Run the minimization algorithm and plot it:


In [ ]:
# The extra dimension marked with `None` is used to make it 
# possible
init = torch.tensor([0.8, 0.8], dtype=torch.float32)
optimizer = GradientDescent([init.clone().requires_grad_()], lr=0.1)
iterate_rec = minimize(f, optimizer, verbose=True)

In [ ]:
def plot_trace(iterate_rec, ax, label='', tags=True):
    iterate_rec = iterate_rec.numpy()
    n_steps = len(iterate_rec)
    line = ax.plot(iterate_rec[:, 0], iterate_rec[:, 1], linestyle=':',
                   marker='o', markersize=2,
                   label=label + " (%d steps)" % n_steps)
    color = plt.getp(line[0], 'color')
    bbox_props = dict(boxstyle="square,pad=0.3", ec=color, fc='white',
                      lw=1)
    if tags:
        # Put tags every 10 iterates. The small randomization makes it
        # easier to spot tag overlap when the steps are very small.
        for i in range(0, len(iterate_rec), 10):
            ax.annotate(i, xy=(iterate_rec[i, 0], iterate_rec[i, 1]),
                        xycoords='data',
                        xytext=(5 + np.random.uniform(-2, 2),
                                5 + np.random.uniform(-2, 2)),
                        textcoords='offset points',
                        bbox=bbox_props)

In [ ]:
fig, (ax1, ax2) = plt.subplots(1, 2, figsize=(16, 8))
plot_function(f, ax1)
plot_function(f, ax2)
plot_trace(iterate_rec, ax1, label='gradient_descent')
plot_trace(iterate_rec, ax2, label='gradient_descent', tags=False)
plt.legend();

In [ ]:
plt.plot([f(x) for x in iterate_rec])
plt.xlabel('optimization step')
plt.ylabel('objective function value');

Exercices

  • Try to move the initialization point to the other side of the yellow mountain, for instance at position [0.8, 1.2]. What do you observe? How to do you explain this?
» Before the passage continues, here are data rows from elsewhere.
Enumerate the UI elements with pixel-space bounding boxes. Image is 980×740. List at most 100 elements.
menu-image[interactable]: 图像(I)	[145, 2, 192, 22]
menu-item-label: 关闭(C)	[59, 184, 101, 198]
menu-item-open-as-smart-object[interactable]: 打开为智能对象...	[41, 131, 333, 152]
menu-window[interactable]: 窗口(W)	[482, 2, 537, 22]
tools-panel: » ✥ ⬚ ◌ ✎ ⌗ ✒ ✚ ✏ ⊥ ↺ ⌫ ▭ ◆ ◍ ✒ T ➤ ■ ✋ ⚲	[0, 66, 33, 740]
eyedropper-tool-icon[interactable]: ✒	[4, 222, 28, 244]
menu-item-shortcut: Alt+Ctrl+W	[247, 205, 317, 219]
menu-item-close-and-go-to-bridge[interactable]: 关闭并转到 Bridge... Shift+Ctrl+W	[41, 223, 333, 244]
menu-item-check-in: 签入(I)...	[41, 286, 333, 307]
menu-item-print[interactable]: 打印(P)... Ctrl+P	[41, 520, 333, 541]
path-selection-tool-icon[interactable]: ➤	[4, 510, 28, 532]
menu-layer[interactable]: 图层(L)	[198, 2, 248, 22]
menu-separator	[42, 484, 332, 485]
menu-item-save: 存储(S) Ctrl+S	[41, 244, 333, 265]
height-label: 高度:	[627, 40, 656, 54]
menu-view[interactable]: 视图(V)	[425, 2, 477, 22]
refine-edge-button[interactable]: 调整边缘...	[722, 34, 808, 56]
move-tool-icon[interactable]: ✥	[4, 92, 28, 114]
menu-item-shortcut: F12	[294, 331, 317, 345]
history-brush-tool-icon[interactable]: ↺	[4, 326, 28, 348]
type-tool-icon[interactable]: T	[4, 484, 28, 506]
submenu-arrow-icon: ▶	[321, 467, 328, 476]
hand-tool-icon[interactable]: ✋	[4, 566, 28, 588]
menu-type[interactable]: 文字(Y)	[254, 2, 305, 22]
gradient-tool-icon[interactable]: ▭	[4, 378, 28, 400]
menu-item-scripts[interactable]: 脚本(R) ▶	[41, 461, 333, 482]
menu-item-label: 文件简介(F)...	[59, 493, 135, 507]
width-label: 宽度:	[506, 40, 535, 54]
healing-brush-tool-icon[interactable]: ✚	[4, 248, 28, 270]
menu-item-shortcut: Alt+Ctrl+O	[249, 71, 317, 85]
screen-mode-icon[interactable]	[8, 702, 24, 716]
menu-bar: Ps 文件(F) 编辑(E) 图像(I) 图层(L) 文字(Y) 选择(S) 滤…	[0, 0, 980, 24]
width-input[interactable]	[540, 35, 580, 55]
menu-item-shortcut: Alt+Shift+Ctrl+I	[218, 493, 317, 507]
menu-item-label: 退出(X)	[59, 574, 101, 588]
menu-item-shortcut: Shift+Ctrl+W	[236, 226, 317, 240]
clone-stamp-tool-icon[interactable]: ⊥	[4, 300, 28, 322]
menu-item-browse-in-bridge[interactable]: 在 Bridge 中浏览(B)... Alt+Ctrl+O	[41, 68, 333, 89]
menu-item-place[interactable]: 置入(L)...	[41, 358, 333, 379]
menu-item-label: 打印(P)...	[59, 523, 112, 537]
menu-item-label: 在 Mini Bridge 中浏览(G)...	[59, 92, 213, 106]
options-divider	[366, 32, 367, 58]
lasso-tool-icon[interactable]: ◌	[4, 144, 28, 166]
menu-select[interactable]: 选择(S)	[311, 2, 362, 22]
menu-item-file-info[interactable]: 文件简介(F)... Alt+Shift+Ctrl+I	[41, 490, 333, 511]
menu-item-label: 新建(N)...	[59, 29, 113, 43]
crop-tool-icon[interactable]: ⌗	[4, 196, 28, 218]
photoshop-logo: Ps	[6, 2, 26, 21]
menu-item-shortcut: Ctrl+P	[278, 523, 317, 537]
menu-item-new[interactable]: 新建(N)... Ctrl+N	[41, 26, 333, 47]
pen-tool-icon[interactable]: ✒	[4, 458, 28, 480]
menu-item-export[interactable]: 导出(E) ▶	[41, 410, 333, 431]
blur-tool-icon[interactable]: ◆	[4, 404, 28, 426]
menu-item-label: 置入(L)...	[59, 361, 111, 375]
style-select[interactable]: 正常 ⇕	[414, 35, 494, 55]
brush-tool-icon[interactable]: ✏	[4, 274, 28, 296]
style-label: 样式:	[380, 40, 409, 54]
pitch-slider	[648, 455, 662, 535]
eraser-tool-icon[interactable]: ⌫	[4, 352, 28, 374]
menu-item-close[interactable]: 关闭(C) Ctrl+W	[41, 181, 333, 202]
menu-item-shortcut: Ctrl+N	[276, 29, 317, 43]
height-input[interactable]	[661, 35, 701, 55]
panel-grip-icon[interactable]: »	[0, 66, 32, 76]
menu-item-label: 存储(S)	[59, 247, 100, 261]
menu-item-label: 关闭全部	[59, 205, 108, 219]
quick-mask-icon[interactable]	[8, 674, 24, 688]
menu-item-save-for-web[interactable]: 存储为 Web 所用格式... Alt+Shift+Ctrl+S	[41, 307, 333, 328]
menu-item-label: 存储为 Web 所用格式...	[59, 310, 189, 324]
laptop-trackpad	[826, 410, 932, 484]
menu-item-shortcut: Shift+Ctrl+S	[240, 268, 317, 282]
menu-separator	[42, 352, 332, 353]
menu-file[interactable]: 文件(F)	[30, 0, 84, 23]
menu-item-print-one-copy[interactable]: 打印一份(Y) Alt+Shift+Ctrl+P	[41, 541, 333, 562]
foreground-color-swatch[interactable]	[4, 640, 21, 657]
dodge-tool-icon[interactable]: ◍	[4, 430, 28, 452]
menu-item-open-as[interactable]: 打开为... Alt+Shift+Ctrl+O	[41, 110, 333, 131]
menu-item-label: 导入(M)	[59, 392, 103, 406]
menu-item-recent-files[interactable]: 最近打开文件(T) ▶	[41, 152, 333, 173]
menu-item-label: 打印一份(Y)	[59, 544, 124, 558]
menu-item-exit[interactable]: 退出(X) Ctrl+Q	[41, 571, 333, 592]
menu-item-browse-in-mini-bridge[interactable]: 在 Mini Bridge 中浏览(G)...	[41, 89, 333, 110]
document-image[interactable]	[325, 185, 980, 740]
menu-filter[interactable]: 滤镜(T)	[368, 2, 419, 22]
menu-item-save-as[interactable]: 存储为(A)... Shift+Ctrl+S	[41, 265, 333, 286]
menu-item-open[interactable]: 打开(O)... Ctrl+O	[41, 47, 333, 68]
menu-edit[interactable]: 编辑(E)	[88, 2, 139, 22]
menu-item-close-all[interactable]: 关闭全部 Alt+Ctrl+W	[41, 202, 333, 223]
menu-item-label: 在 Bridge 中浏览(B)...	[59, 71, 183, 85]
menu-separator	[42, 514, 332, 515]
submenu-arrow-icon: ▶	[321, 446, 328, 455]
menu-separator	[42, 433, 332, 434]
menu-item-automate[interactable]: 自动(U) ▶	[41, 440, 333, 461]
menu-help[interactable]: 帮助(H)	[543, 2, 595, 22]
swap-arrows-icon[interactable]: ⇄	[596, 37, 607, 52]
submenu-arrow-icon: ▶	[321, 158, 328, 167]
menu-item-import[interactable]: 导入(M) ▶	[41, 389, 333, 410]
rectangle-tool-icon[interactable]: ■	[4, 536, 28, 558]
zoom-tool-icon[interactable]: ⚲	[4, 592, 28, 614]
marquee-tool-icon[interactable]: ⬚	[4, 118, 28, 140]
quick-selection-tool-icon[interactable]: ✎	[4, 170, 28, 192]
  • Put back the init to [0.8, 0.8] and implement the step method of MomemtumGradientDescent in the following cell,

  • Check that it behaves as GradientDescent for momemtum=0
  • Can you find a value of momentum that makes it converge faster than gradient descent on for this objective function? Try with different values of lr and momentum.
  • Try to use torch.optim.Adam in the minimization loop.
  • Compare the three trajectories.

For the momentum let's use the following 2-stage mathematical description of the update step:

$$ \mathbf{v} \leftarrow \mu \cdot \mathbf{v} + \nabla_\mathbf{x}\ell(\mathbf{x}) $$$$ \mathbf{x} \leftarrow \eta \cdot \mathbf{v} $$

where:

  • $\eta$ is the learning rate coefficient (lr in Python code);
  • $\mu$ is the momentum coefficient (set to 0.9 by default);
  • $\nabla_\mathbf{x}\ell(\mathbf{x})$ is the gradient of the loss function for the current value of the parameters $\mathbf{x}$;
  • $\mathbf{v}$ is the tensor of velocities and as the same shape as the parameters tensor $\theta$. $v$ is initialized to zero.

In [ ]:
class MomentumGradientDescent(GradientDescent):

    def __init__(self, params, lr=0.1, momentum=.9):
        super(MomentumGradientDescent, self).__init__(params, lr)
        self.momentum = momentum
        self.velocities = [torch.zeros_like(param, requires_grad=False)
                           for param in params]

    def step(self):
        # TODO: implement me!
        pass

In [ ]:
# %load solutions/momentum_optimizer.py

In [ ]:
lr = 0.1
init = torch.FloatTensor([0.8, 0.8])
optimizer = GradientDescent([init.clone().requires_grad_()], lr=lr)
iterate_rec_gd = minimize(f, optimizer)

optimizer = MomentumGradientDescent([init.clone().requires_grad_()],
                                    lr=lr, momentum=0.9)
iterate_rec_mom = minimize(f, optimizer)


fig, (ax0, ax1) = plt.subplots(ncols=2, figsize=(16, 8))
plot_function(f, ax0)
plot_trace(iterate_rec_gd, ax0, label='gradient descent', tags=False)
plot_trace(iterate_rec_mom, ax0, label='momentum', tags=False)
ax0.legend();

ax1.plot([f(x) for x in iterate_rec_gd], label='gradient descent')
ax1.plot([f(x) for x in iterate_rec_mom], label='momentum')
ax1.set_xlabel('optimization step')
ax1.set_ylabel('objective function value')
ax1.legend();

What do you observe ? Try changing the momentum and the initialization to compare optimization traces.